FtsA* forms CLS in the absence of ZipA and cross-links as well as FtsA. Cross-linking experiments with FtsAR260-Bpa or FtsA containing both R286W (FtsA* allele) and R260-BpA tested whether the presence of the R286W allele (ftsA*), which decreases FtsA oligomerization, influences the relative levels of cross-linking to ZipA or another FtsA. The zipA⁺ strain WM1115 or the ftsA* ΔzipA strain WM1657, with or without pPK9-ZipA to overproduce ZipA, was used to express either FtsAR260-BpA (lanes 1 and 2) or FtsA*R260-BpA (lanes 3 to 8) in the presence of BpA, UV cross-linked or not, followed by separation of proteins by SDS-PAGE and probing Western blots with anti-FtsA (A) or anti-ZipA (B). Un-cross-linked FtsA and ZipA, as well as major and minor CLS bands, are denoted with arrowheads. Molecular weight markers are shown at the left. Lanes 1 and 2 and lanes 3 to 8 were from separate gels.

FIG 5

Bacterial two-hybrid assay for ZipA-FtsA interactions.
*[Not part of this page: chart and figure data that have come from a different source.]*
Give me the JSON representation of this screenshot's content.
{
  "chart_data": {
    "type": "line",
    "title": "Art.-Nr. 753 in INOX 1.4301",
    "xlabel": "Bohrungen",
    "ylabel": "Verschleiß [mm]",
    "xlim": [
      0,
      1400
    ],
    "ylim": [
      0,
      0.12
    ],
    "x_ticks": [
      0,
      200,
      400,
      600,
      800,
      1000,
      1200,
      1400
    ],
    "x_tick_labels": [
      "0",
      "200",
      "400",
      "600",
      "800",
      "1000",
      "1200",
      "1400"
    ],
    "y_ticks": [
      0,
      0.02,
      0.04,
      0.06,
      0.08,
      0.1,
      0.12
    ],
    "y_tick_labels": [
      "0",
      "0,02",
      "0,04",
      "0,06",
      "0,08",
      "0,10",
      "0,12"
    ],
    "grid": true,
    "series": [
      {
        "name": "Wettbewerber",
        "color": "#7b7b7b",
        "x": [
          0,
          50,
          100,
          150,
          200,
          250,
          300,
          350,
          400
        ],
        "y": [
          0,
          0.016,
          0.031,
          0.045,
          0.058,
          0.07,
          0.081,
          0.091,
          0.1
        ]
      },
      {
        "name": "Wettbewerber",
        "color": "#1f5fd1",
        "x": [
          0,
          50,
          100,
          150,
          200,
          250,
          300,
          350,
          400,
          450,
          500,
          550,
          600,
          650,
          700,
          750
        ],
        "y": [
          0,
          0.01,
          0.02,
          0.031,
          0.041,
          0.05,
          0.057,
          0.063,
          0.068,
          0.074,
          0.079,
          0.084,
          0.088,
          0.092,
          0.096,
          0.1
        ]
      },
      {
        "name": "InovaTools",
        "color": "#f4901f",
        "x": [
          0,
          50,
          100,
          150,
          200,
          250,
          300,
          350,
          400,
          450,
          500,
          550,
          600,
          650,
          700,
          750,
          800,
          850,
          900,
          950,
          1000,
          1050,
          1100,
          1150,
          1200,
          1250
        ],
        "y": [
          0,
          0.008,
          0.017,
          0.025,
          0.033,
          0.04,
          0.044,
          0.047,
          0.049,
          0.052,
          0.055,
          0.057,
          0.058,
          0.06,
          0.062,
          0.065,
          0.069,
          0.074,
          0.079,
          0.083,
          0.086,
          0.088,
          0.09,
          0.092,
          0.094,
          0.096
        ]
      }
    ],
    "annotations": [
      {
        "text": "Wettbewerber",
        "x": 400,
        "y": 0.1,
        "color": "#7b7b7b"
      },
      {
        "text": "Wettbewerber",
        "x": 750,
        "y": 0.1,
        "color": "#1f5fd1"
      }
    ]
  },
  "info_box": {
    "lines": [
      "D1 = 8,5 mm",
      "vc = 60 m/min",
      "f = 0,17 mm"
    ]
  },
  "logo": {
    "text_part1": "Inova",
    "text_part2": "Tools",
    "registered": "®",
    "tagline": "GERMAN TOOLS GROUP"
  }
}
BTH101 cells containing pUT18c derivatives carrying full-length FtsA (WT) or small deletions within helix 7 plus pKNT25 or pKT25 derivatives fused to FtsA, FtsN, FtsZ, or ZipA (or empty vector) were spotted onto LB X-Gal plates with antibiotics and 50 µM IPTG, incubated for 24 h at 30°C, and photographed. All six replicates for each pair had identical phenotypes, and so only one example of each pair is shown.